Morocco ignores COVID-19 vaccination

Morocco ignores the vaccination of undocumented migrants in the country, even though it is one of the first countries to have a vaccination program in Africa. There was no official decision on the matter, even though tens of thousands of legal foreign residents have been vaccinated, according to a statement from an official from the Ministry of Health responsible for the vaccination campaign.

The COVID-19 pandemic has ravaged Morocco’s tourism sector and led to reduced industrial exports. The country hopes the inoculation program will help its economy recover.

Its vaccination rate of 14 doses per 100 people has surpassed the much richer France and Italy.

So far, the program has focused on doctors, other key workers, the elderly and those with chronic illnesses, but the government has a stated goal of achieving herd immunity this summer.

It has received 8.5 million doses, including 7 million from AstraZeneca and 1 million from China’s Sinopharm, and is also expected to approve Russia’s Sputnik vaccine.

“As the demand for vaccines exceeds the supply (globally), we made sure to anticipate our needs and maintain the vaccine supply without interruption,” said official Abdelhakim Yahyane.

Some groups that promote the rights of immigrants said that it can be expensive to miss undocumented migrants.
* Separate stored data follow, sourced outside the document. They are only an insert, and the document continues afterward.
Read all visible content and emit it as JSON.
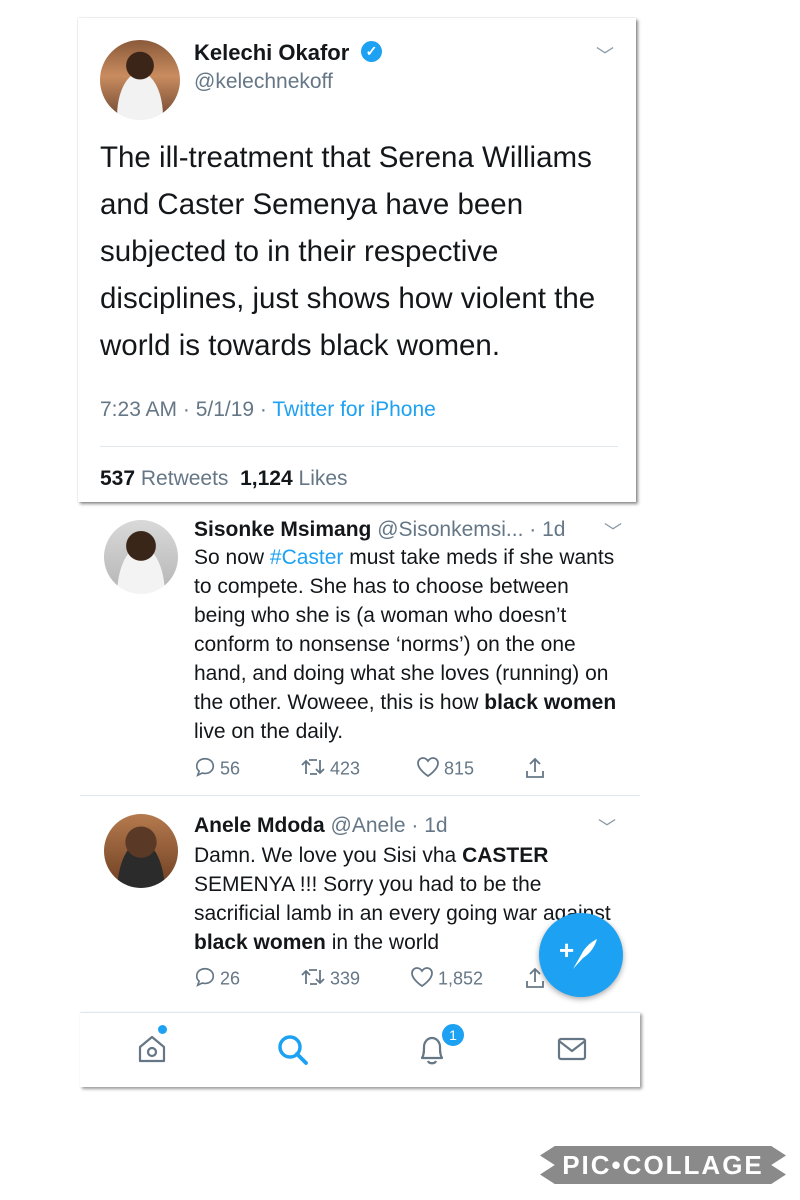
{
  "main_tweet": {
    "name": "Kelechi Okafor",
    "handle": "@kelechnekoff",
    "text": "The ill-treatment that Serena Williams and Caster Semenya have been subjected to in their respective disciplines, just shows how violent the world is towards black women.",
    "timestamp": "7:23 AM · 5/1/19 · ",
    "source": "Twitter for iPhone",
    "retweets_count": "537",
    "retweets_label": "Retweets",
    "likes_count": "1,124",
    "likes_label": "Likes"
  },
  "replies": [
    {
      "name": "Sisonke Msimang",
      "handle_time": "@Sisonkemsi... · 1d",
      "text_1": "So now ",
      "hashtag": "#Caster",
      "text_2": " must take meds if she wants to compete. She has to choose between being who she is (a woman who doesn’t conform to nonsense ‘norms’) on the one hand, and doing what she loves (running) on the other. Woweee, this is how ",
      "bold": "black women",
      "text_3": " live on the daily.",
      "replies": "56",
      "retweets": "423",
      "likes": "815"
    },
    {
      "name": "Anele Mdoda",
      "handle_time": "@Anele · 1d",
      "text_1": "Damn. We love you Sisi vha ",
      "bold_1": "CASTER",
      "text_2": " SEMENYA !!! Sorry you had to be the sacrificial lamb in an every going war against ",
      "bold_2": "black women",
      "text_3": " in the world",
      "replies": "26",
      "retweets": "339",
      "likes": "1,852"
    }
  ],
  "nav": {
    "items": [
      "home-icon",
      "search-icon",
      "notifications-icon",
      "messages-icon"
    ],
    "notification_badge": "1",
    "active": "search"
  },
  "watermark": "PIC•COLLAGE",
  "colors": {
    "accent": "#1da1f2",
    "text": "#14171a",
    "muted": "#657786"
  }
}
“The cost of not including undocumented migrants in the vaccination campaign is higher than the cost of the vaccine,” said Younes Faudel, head of the Papiers pour Tous group.

Morocco, located 14 kilometers from Spain across the Strait of Gibraltar, has long been home to a large group of African migrants who want to reach Europe.

Although it has provided housing for more than 50,000 of them since 2013 as part of a broader effort to build sub-Saharan alliances, a large number remain without formal paperwork.

“We all take the same buses and taxis and go to the same restaurants and markets,” said Franck Iyanka, a Congolese citizen of the ODT union, urging the authorities to include undocumented migrants in their plans.

His union is one of several groups in Morocco that joined last week to urge the state to extend its residence to more migrants by issuing temporary documentation.

There are no official figures for the number of undocumented migrants in Morocco. Iyanka said there were at least 20,000.

Conde Cema, a Guinean security guard in Rabat who has already unsuccessfully tried to cross to Europe twice, said he wanted to be vaccinated but could not because his residence permit had expired and his employer had not renewed his employment contract.

“I am willing to take the vaccine but without a valid residence card number I can not register for it,” says the 36-year-old, who has an 11-month-old baby.